日本ハムが25日の楽天戦(札幌ドーム)に延長11回の末、相手の暴投により2―1でサヨナラ勝ち。ソフトバンクが西武に負けたため、優勝マジックは「3」となり、最短で27日の西武戦(西武プリンス)で4年ぶりのリーグ優勝が決まる。

 ヒーローは8回の同点打、延長11回の二塁打で出塁し、サヨナラのホームを踏んだ大谷だった。しかし、陰のヒーローはその大谷が「ヒジが痛い時もそうでしたけど、その中でもしっかり結果を出してくれるのはさすがだなと思う」と最敬礼した投手リーダー・宮西尚生(31)だった。

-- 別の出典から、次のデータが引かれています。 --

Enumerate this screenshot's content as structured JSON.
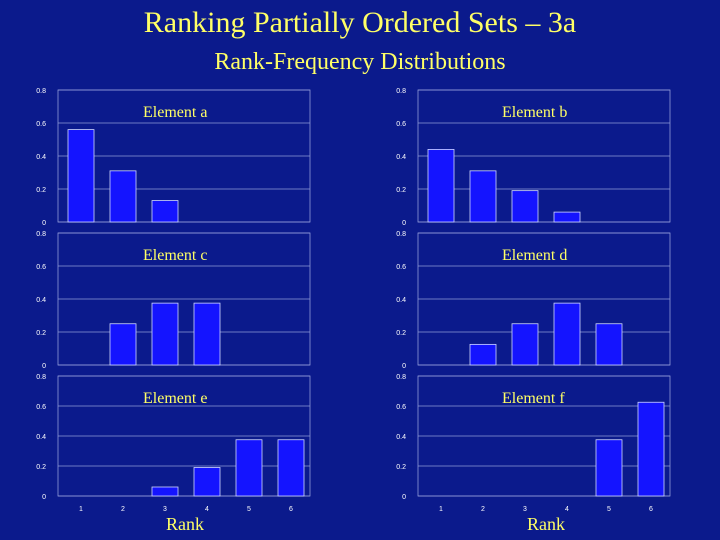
{
  "title": "Ranking Partially Ordered Sets – 3a",
  "subtitle": "Rank-Frequency Distributions",
  "colors": {
    "background": "#0b1a8c",
    "title_text": "#ffff66",
    "bar_fill": "#1414ff",
    "bar_stroke": "#d0d8ff",
    "grid": "#8f9ad8",
    "tick_text": "#ffffff"
  },
  "chart_data": [
    {
      "type": "bar",
      "label": "Element a",
      "categories": [
        "1",
        "2",
        "3",
        "4",
        "5",
        "6"
      ],
      "values": [
        0.56,
        0.31,
        0.13,
        0,
        0,
        0
      ],
      "ylim": [
        0,
        0.8
      ],
      "yticks": [
        "0",
        "0.2",
        "0.4",
        "0.6",
        "0.8"
      ],
      "xlabel": "",
      "grid": true
    },
    {
      "type": "bar",
      "label": "Element b",
      "categories": [
        "1",
        "2",
        "3",
        "4",
        "5",
        "6"
      ],
      "values": [
        0.44,
        0.31,
        0.19,
        0.06,
        0,
        0
      ],
      "ylim": [
        0,
        0.8
      ],
      "yticks": [
        "0",
        "0.2",
        "0.4",
        "0.6",
        "0.8"
      ],
      "xlabel": "",
      "grid": true
    },
    {
      "type": "bar",
      "label": "Element c",
      "categories": [
        "1",
        "2",
        "3",
        "4",
        "5",
        "6"
      ],
      "values": [
        0,
        0.25,
        0.375,
        0.375,
        0,
        0
      ],
      "ylim": [
        0,
        0.8
      ],
      "yticks": [
        "0",
        "0.2",
        "0.4",
        "0.6",
        "0.8"
      ],
      "xlabel": "",
      "grid": true
    },
    {
      "type": "bar",
      "label": "Element d",
      "categories": [
        "1",
        "2",
        "3",
        "4",
        "5",
        "6"
      ],
      "values": [
        0,
        0.125,
        0.25,
        0.375,
        0.25,
        0
      ],
      "ylim": [
        0,
        0.8
      ],
      "yticks": [
        "0",
        "0.2",
        "0.4",
        "0.6",
        "0.8"
      ],
      "xlabel": "",
      "grid": true
    },
    {
      "type": "bar",
      "label": "Element e",
      "categories": [
        "1",
        "2",
        "3",
        "4",
        "5",
        "6"
      ],
      "values": [
        0,
        0,
        0.06,
        0.19,
        0.375,
        0.375
      ],
      "ylim": [
        0,
        0.8
      ],
      "yticks": [
        "0",
        "0.2",
        "0.4",
        "0.6",
        "0.8"
      ],
      "xticks": [
        "1",
        "2",
        "3",
        "4",
        "5",
        "6"
      ],
      "xlabel": "Rank",
      "grid": true
    },
    {
      "type": "bar",
      "label": "Element f",
      "categories": [
        "1",
        "2",
        "3",
        "4",
        "5",
        "6"
      ],
      "values": [
        0,
        0,
        0,
        0,
        0.375,
        0.625
      ],
      "ylim": [
        0,
        0.8
      ],
      "yticks": [
        "0",
        "0.2",
        "0.4",
        "0.6",
        "0.8"
      ],
      "xticks": [
        "1",
        "2",
        "3",
        "4",
        "5",
        "6"
      ],
      "xlabel": "Rank",
      "grid": true
    }
  ]
}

 宮西は前日の試合で登板した際、右足首を負傷。本来は大事を取るべき状況で延長10回に志願の連投登板をし、足を引きずりながら楽天打線を三者凡退に仕留め、サヨナラ勝ちの流れを作った。栗山監督は「こういう時に何が大事なのか、ミヤが示してくれた。最後は魂なんだよ、というものが若い投手に勇気を与えてくれたと思う」と宮西の男気に感謝。ブルペンから宮西を送り出した「元祖・魂のエース」黒木投手コーチはその姿に号泣していたという。

 宮西は「今日自分の中でモチベーションが上がったのは(武田)勝さんかな。投げたくても投げられない人がいる。自分は投げられる環境にあるということ。(ヒジを痛めた)2年前に比べたら余裕っす」と今季限りで現役引退を発表した技巧派左腕に敬意。続けて「ボクがどうのこうのじゃない。投手も野手もみんな一つになっている。(シーズンが)最後までどうなるか分からない展開で、若い選手だけじゃなく自分もすごく勉強になっている」とチームの一体感を口にした。

 自分のためではなく人のためだから頑張れる。今、日本ハムは仲間に対するこの思いだけで最後の苦しい坂を駆け上がっている。